Les professionnels du secteur du transport public non régulier de personnes observeront, ce lundi 13 juillet, une grève générale touchant l’ensemble des activités du secteur : taxi individuel, taxi collectif, taxi touristique, « louage » et transport rural. Le mouvement de protestation se déroulera de 5h00 du matin jusqu’à 21h00 le même jour.
Dans un communiqué, la Fédération nationale du transport, relevant de l’Union tunisienne de l’industrie, du commerce et de l’artisanat (UTICA), a expliqué que cette grève intervient en réaction à ce qu’elle qualifie de politique de tergiversation menée par l’autorité de tutelle, ainsi qu’au non-respect des engagements et promesses antérieurement pris envers le secteur.

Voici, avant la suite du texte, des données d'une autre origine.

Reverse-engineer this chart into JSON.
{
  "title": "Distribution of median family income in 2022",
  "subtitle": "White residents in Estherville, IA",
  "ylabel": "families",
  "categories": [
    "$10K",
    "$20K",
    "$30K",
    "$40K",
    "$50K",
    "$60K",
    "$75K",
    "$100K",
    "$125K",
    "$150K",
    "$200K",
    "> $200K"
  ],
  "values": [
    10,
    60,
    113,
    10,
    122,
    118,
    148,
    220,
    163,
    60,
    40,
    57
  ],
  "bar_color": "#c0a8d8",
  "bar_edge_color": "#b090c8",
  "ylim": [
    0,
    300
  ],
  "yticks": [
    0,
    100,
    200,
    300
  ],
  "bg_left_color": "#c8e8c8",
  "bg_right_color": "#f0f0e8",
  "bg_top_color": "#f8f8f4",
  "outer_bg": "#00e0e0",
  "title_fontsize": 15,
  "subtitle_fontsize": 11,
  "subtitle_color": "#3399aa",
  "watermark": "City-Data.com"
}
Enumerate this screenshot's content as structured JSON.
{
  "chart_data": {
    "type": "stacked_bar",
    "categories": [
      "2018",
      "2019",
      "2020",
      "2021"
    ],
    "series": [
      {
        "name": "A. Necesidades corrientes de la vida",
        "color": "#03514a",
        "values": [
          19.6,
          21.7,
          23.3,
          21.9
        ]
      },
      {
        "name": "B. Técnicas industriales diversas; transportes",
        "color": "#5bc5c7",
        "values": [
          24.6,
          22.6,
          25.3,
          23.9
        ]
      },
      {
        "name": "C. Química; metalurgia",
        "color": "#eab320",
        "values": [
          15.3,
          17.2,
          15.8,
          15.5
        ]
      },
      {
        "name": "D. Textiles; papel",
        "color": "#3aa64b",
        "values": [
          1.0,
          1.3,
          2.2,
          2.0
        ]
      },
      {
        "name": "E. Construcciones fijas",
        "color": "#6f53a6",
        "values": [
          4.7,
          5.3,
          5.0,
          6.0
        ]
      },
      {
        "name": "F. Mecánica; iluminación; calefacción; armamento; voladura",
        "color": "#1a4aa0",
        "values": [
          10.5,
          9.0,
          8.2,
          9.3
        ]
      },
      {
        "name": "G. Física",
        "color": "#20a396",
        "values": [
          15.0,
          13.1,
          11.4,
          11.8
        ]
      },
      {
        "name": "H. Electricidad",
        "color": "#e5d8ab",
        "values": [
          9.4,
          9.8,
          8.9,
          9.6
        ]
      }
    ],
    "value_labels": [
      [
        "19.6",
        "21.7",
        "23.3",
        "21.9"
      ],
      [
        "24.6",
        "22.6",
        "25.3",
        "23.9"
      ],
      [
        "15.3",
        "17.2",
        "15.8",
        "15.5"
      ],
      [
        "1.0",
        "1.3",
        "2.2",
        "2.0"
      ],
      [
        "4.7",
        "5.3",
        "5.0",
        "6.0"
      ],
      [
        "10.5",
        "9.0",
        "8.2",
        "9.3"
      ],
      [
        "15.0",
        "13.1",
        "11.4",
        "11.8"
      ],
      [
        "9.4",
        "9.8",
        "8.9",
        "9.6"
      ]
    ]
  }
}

La Fédération a rappelé que les autorités concernées étaient revenues sur leurs engagements relatifs à l’application de la hausse tarifaire prévue au cours du mois de juin dernier, alors qu’elles s’étaient précédemment engagées à la mettre en œuvre fin mars 2026. Selon la structure syndicale, l’absence de signes d’apaisement et la persistance dans l’ignorance des revendications des professionnels ont rendu inévitable le recours à cette action de protestation.
Il convient de rappeler qu’une précédente grève, prévue le 27 avril 2026, avait été suspendue suite à l’intervention du président de l’UTICA et du président de la Fédération nationale du transport auprès de l’autorité de tutelle. Cette médiation avait alors abouti à des engagements formels portant sur l’examen des dossiers en suspens dans un délai ne dépassant pas le 31 août 2026, ainsi que sur le règlement du dossier de la hausse tarifaire durant le mois de juin 2026. C’est le constat du non-respect de ces engagements, établi lors de la réunion des présidents des chambres syndicales nationales tenue le 30 juin 2026 au siège de l’UTICA, qui a conduit à la décision d’activer la grève.
La structure syndicale a appelé l’ensemble des propriétaires de véhicules de transport non régulier à respecter l’organisation de ce mouvement et à laisser leurs véhicules à domicile pendant toute la durée de la grève, afin d’éviter toute tentative d’exacerbation des tensions ou de propagation du désordre. Elle a par ailleurs mandaté les présidents des chambres régionales pour prendre les décisions appropriées selon les spécificités de chaque région.